Everyone's breasts are slightly different in shape and size, depending on hereditary factors and the amount of fatty tissue they contain, Dr. Reisman says. You might have heard the phrase "dense breasts" before, and that really refers to the amount of connective tissue a person has compared to fat. "Fat is a very low-density material; connective tissue and duct material is higher density," Dr. Lindner explains. On a mammogram, dense breasts show up solid white, which makes it harder for doctors to see a tumor or cancer, she says. According to the Mayo Clinic, about half of women have dense breasts, but it's unclear why this occurs.
And that brings us to breast cancer, which, like any cancer, is "cell division gone bad," Dr. Lindner says. When a person gets breast cancer, cells in the breast start to divide, multiply, and grow out of control, according to the American Cancer Society. Many breast cancers start in the ducts that carry milk to the nipple, but they can also start in the glands or tissues of the breast. It's important to know your breast cancer risk (if you don't, you can take a quick quiz on Bright Pink's website), so you can take the appropriate actions to reduce it.

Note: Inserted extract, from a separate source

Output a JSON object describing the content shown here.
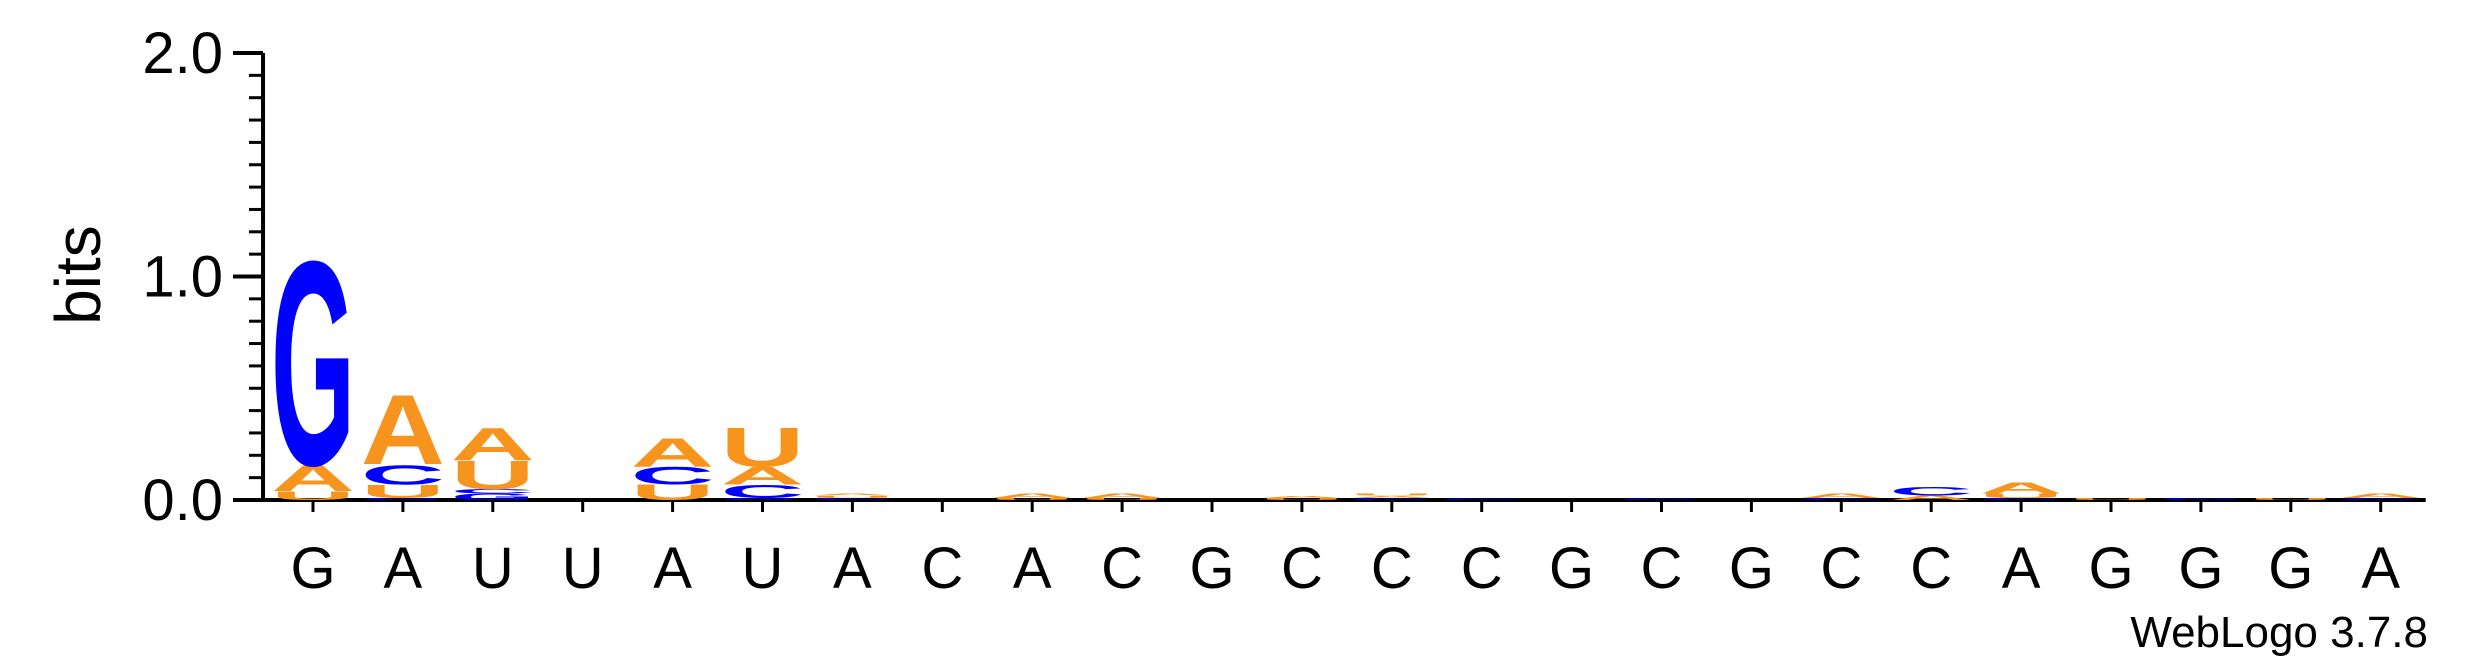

Ultimately, part of knowing your breast cancer risk includes knowing what your breasts are like on a daily basis, and what it is you're dealing with. If you have questions or something seems off, always ask your primary care doctor or Ob/Gyn. There are plenty of bodily things that you're just "supposed" to know about, but many of us don't — and what's really up with breasts can certainly fall in that category.